RS-232 to fiberoptic converters are not really that expensive.
04-18-2024 02:49 PM
RS-232 not, but the reference was about USB hubs. To get even USB-2 basic speed going you need fairly good opto-couplers. For RS-232 you can basically work with the cheapest optocouplers you find and still get 115kBaud. USB is a lot more demanding in speed as well as protocol complexity if you want to have a real passthrough hub.
04-18-2024 11:42 PM
@rolfk wrote:
RS-232 not, but the reference was about USB hubs. To get even USB-2 basic speed going you need fairly good opto-couplers. For RS-232 you can basically work with the cheapest optocouplers you find and still get 115kBaud. USB is a lot more demanding in speed as well as protocol complexity if you want to have a real passthrough hub.
For USB to Fiber we using these extensions
We haven't had any troubles so far (USB 3.1 was not tested as we don't have it on our devices).
Price is around 100-115€.
04-19-2024 03:06 AM
@Andrey_Dmitriev wrote:
@rolfk wrote:
RS-232 not, but the reference was about USB hubs.
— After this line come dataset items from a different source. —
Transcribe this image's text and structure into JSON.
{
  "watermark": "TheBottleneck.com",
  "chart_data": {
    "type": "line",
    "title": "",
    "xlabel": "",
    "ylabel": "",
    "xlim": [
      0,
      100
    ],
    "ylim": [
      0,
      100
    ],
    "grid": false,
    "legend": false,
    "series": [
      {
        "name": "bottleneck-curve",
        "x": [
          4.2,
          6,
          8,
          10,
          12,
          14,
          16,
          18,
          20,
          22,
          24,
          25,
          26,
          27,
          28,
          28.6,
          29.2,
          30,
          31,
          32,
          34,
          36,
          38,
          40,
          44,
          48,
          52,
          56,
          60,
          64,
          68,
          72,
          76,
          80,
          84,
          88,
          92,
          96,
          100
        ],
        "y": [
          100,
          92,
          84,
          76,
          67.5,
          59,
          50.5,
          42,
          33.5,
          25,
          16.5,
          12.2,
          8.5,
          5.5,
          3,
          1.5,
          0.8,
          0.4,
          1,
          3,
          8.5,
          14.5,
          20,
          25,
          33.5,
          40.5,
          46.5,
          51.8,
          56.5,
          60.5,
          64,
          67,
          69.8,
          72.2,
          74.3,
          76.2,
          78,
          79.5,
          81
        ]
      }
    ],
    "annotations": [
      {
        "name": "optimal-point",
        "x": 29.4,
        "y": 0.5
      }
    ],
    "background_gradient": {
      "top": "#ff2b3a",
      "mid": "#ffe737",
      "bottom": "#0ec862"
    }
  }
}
To get even USB-2 basic speed going you need fairly good opto-couplers. For RS-232 you can basically work with the cheapest optocouplers you find and still get 115kBaud. USB is a lot more demanding in speed as well as protocol complexity if you want to have a real passthrough hub.
For USB to Fiber we using these extensions
We haven't had any troubles so far (USB 3.1 was not tested as we don't have it on our devices).
Price is around 100-115€.
Thanks! Good to know they exist. It’s been a few years I was researching that and there seem to be more reasonable options nowadays. Not a hub actually but in this case even better for connecting high voltage surge devices.